Department of Veterinary Pathobiology, Texas A&M University, College Station, TX, United States.
Department of Medical Physiology, Texas A&M Health Science Center, Bryan, TX, United States.
Exp Biol Med (Maywood). 2024 Jul 31;249:10090. doi: 10.3389/ebm.2024.10090. eCollection 2024.

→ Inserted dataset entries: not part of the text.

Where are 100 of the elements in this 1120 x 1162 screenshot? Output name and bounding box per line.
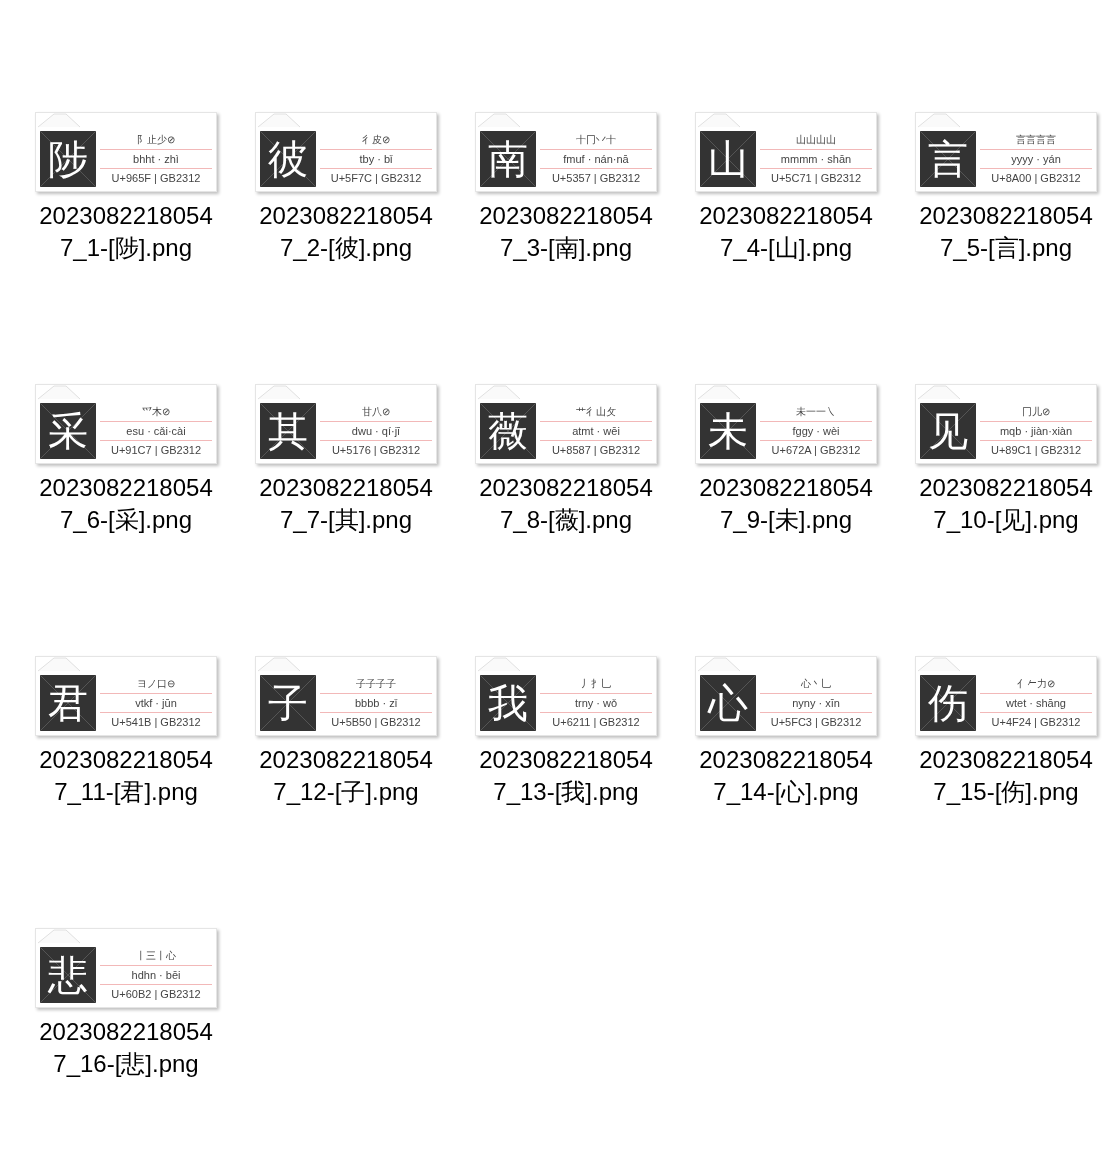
code-text: bhht · zhì (100, 150, 212, 169)
file-name: 20230822180547_7-[其].png (258, 473, 434, 535)
file-item[interactable]: 彼 彳皮⊘ tby · bǐ U+5F7C | GB2312 20230822180547_2-[彼].png (236, 112, 456, 264)
file-item[interactable]: 言 言言言言 yyyy · yán U+8A00 | GB2312 20230822180547_5-[言].png (896, 112, 1116, 264)
file-item[interactable]: 其 甘八⊘ dwu · qí·jī U+5176 | GB2312 20230822180547_7-[其].png (236, 384, 456, 536)
file-item[interactable]: 薇 艹彳山攵 atmt · wēi U+8587 | GB2312 20230822180547_8-[薇].png (456, 384, 676, 536)
unicode-text: U+5B50 | GB2312 (330, 715, 422, 730)
glyph: 伤 (928, 683, 968, 723)
code-text: fmuf · nán·nā (540, 150, 652, 169)
file-name: 20230822180547_11-[君].png (38, 745, 214, 807)
code-text: wtet · shāng (980, 694, 1092, 713)
code-text: hdhn · bēi (100, 966, 212, 985)
glyph: 子 (268, 683, 308, 723)
tab-icon (258, 112, 302, 128)
unicode-text: U+541B | GB2312 (110, 715, 202, 730)
components-text: 冂儿⊘ (980, 403, 1092, 422)
file-item[interactable]: 采 爫木⊘ esu · cǎi·cài U+91C7 | GB2312 20230822180547_6-[采].png (16, 384, 236, 536)
code-text: yyyy · yán (980, 150, 1092, 169)
tab-icon (478, 112, 522, 128)
file-name: 20230822180547_3-[南].png (478, 201, 654, 263)
unicode-text: U+60B2 | GB2312 (110, 987, 202, 1002)
glyph: 南 (488, 139, 528, 179)
tab-icon (918, 112, 962, 128)
tab-icon (38, 928, 82, 944)
unicode-text: U+5FC3 | GB2312 (769, 715, 863, 730)
tab-icon (258, 656, 302, 672)
unicode-text: U+8A00 | GB2312 (990, 171, 1082, 186)
glyph: 其 (268, 411, 308, 451)
tab-icon (38, 112, 82, 128)
tab-icon (478, 656, 522, 672)
components-text: 丿扌乚 (540, 675, 652, 694)
tab-icon (38, 384, 82, 400)
file-item[interactable]: 君 ヨノ口⊖ vtkf · jūn U+541B | GB2312 20230822180547_11-[君].png (16, 656, 236, 808)
tab-icon (258, 384, 302, 400)
file-item[interactable]: 心 心丶乚 nyny · xīn U+5FC3 | GB2312 20230822180547_14-[心].png (676, 656, 896, 808)
unicode-text: U+6211 | GB2312 (551, 715, 641, 730)
components-text: 彳皮⊘ (320, 131, 432, 150)
file-name: 20230822180547_12-[子].png (258, 745, 434, 807)
code-text: nyny · xīn (760, 694, 872, 713)
components-text: 言言言言 (980, 131, 1092, 150)
unicode-text: U+672A | GB2312 (770, 443, 862, 458)
tab-icon (478, 384, 522, 400)
glyph: 山 (708, 139, 748, 179)
glyph: 陟 (48, 139, 88, 179)
glyph: 见 (928, 411, 968, 451)
code-text: tby · bǐ (320, 150, 432, 169)
code-text: bbbb · zǐ (320, 694, 432, 713)
glyph: 采 (48, 411, 88, 451)
glyph: 未 (708, 411, 748, 451)
file-name: 20230822180547_2-[彼].png (258, 201, 434, 263)
components-text: 亻𠂉力⊘ (980, 675, 1092, 694)
file-item[interactable]: 山 山山山山 mmmm · shān U+5C71 | GB2312 20230822180547_4-[山].png (676, 112, 896, 264)
file-item[interactable]: 悲 丨三丨心 hdhn · bēi U+60B2 | GB2312 20230822180547_16-[悲].png (16, 928, 236, 1080)
glyph: 彼 (268, 139, 308, 179)
file-name: 20230822180547_16-[悲].png (38, 1017, 214, 1079)
file-item[interactable]: 陟 阝止少⊘ bhht · zhì U+965F | GB2312 20230822180547_1-[陟].png (16, 112, 236, 264)
tab-icon (698, 656, 742, 672)
tab-icon (38, 656, 82, 672)
components-text: 十冂丷十 (540, 131, 652, 150)
glyph: 君 (48, 683, 88, 723)
file-name: 20230822180547_9-[未].png (698, 473, 874, 535)
unicode-text: U+91C7 | GB2312 (110, 443, 202, 458)
file-name: 20230822180547_14-[心].png (698, 745, 874, 807)
components-text: 阝止少⊘ (100, 131, 212, 150)
file-item[interactable]: 我 丿扌乚 trny · wǒ U+6211 | GB2312 20230822180547_13-[我].png (456, 656, 676, 808)
components-text: 艹彳山攵 (540, 403, 652, 422)
code-text: dwu · qí·jī (320, 422, 432, 441)
components-text: 子子子子 (320, 675, 432, 694)
code-text: esu · cǎi·cài (100, 422, 212, 441)
unicode-text: U+5176 | GB2312 (330, 443, 422, 458)
file-name: 20230822180547_13-[我].png (478, 745, 654, 807)
components-text: 心丶乚 (760, 675, 872, 694)
glyph: 心 (708, 683, 748, 723)
glyph: 言 (928, 139, 968, 179)
file-name: 20230822180547_10-[见].png (918, 473, 1094, 535)
code-text: fggy · wèi (760, 422, 872, 441)
tab-icon (698, 112, 742, 128)
file-name: 20230822180547_15-[伤].png (918, 745, 1094, 807)
file-name: 20230822180547_8-[薇].png (478, 473, 654, 535)
code-text: atmt · wēi (540, 422, 652, 441)
file-item[interactable]: 见 冂儿⊘ mqb · jiàn·xiàn U+89C1 | GB2312 20230822180547_10-[见].png (896, 384, 1116, 536)
unicode-text: U+8587 | GB2312 (550, 443, 642, 458)
glyph: 薇 (488, 411, 528, 451)
glyph: 悲 (48, 955, 88, 995)
components-text: 山山山山 (760, 131, 872, 150)
file-item[interactable]: 南 十冂丷十 fmuf · nán·nā U+5357 | GB2312 20230822180547_3-[南].png (456, 112, 676, 264)
file-item[interactable]: 子 子子子子 bbbb · zǐ U+5B50 | GB2312 20230822180547_12-[子].png (236, 656, 456, 808)
file-item[interactable]: 伤 亻𠂉力⊘ wtet · shāng U+4F24 | GB2312 20230822180547_15-[伤].png (896, 656, 1116, 808)
components-text: 丨三丨心 (100, 947, 212, 966)
file-name: 20230822180547_5-[言].png (918, 201, 1094, 263)
tab-icon (698, 384, 742, 400)
tab-icon (918, 384, 962, 400)
file-item[interactable]: 未 未一一㇏ fggy · wèi U+672A | GB2312 20230822180547_9-[未].png (676, 384, 896, 536)
components-text: 甘八⊘ (320, 403, 432, 422)
unicode-text: U+4F24 | GB2312 (990, 715, 1082, 730)
components-text: ヨノ口⊖ (100, 675, 212, 694)
code-text: vtkf · jūn (100, 694, 212, 713)
file-name: 20230822180547_4-[山].png (698, 201, 874, 263)
components-text: 未一一㇏ (760, 403, 872, 422)
unicode-text: U+5C71 | GB2312 (770, 171, 862, 186)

The intima, comprising the endothelium and the subendothelial matrix, plays a crucial role in atherosclerosis pathogenesis. The mechanical stress arising from disturbed blood flow (d-flow) and the stiffening of the arterial wall contributes to endothelial dysfunction. However, the specific impacts of these physical forces on the mechanical environment of the intima remain undetermined. Here, we investigated whether inhibiting collagen crosslinking could ameliorate the detrimental effects of persistent d-flow on the mechanical properties of the intima. Partial ligation of the left carotid artery (LCA) was performed in C57BL/6J mice, inducing d-flow. The right carotid artery (RCA) served as an internal control. Carotids were collected 2 days and 2 weeks after surgery to study acute and chronic effects of d-flow on the mechanical phenotype of the intima. The chronic effects of d-flow were decoupled from the ensuing arterial wall stiffening by administration of β-aminopropionitrile (BAPN), an inhibitor of collagen crosslinking by lysyl oxidase (LOX) enzymes. Atomic force microscopy (AFM) was used to determine stiffness of the endothelium and the denuded subendothelial matrix in carotid preparations. The stiffness of human aortic endothelial cells (HAEC) cultured on soft and stiff hydrogels was also determined. Acute exposure to d-flow caused a slight decrease in endothelial stiffness in male mice but had no effect on the stiffness of the subendothelial matrix in either sex. Regardless of sex, the intact endothelium was softer than the subendothelial matrix. In contrast, exposure to chronic d-flow led to a substantial increase in the endothelial and subendothelial stiffness in both sexes. The effects of chronic d-flow were largely prevented by concurrent BAPN administration. In addition, HAEC displayed reduced stiffness when cultured on soft vs. stiff hydrogels. We conclude that chronic d-flow results in marked stiffening of the arterial intima, which can be effectively prevented by inhibition of collagen crosslinking.
内膜由内皮细胞和内膜下基质组成,在动脉粥样硬化发病机制中起着至关重要的作用。血流紊乱(d-flow)产生的机械应力和动脉壁的僵硬导致内皮功能障碍。然而,这些物理力对内膜的机械环境的具体影响仍未确定。在这里,我们研究了抑制胶原交联是否可以改善持续的 d-flow 对内膜机械性能的不利影响。在 C57BL/6J 小鼠中进行左侧颈总动脉(LCA)部分结扎,诱导 d-flow。右侧颈总动脉(RCA)作为内部对照。手术 2 天后和 2 周后收集颈动脉以研究 d-flow 对内膜机械表型的急性和慢性影响。通过给予β-氨基丙腈(BAPN),即赖氨酰氧化酶(LOX)酶的胶原交联抑制剂,将 d-flow 的慢性作用与随后的动脉壁僵硬分离。原子力显微镜(AFM)用于确定颈动脉标本中内皮和去内皮下基质的硬度。还确定了在软质和硬质水凝胶上培养的人主动脉内皮细胞(HAEC)的硬度。急性暴露于 d-flow 导致雄性小鼠内皮硬度略有降低,但对两性的内膜下基质硬度均无影响。无论性别如何,完整的内皮都比内膜下基质软。相比之下,暴露于慢性 d-flow 会导致两性内皮和内膜下基质的硬度显著增加。同时给予 BAPN 可大大预防慢性 d-flow 的影响。此外,当在软质与硬质水凝胶上培养时,HAEC 的硬度降低。我们的结论是,慢性 d-flow 导致动脉内膜明显僵硬,通过抑制胶原交联可以有效预防。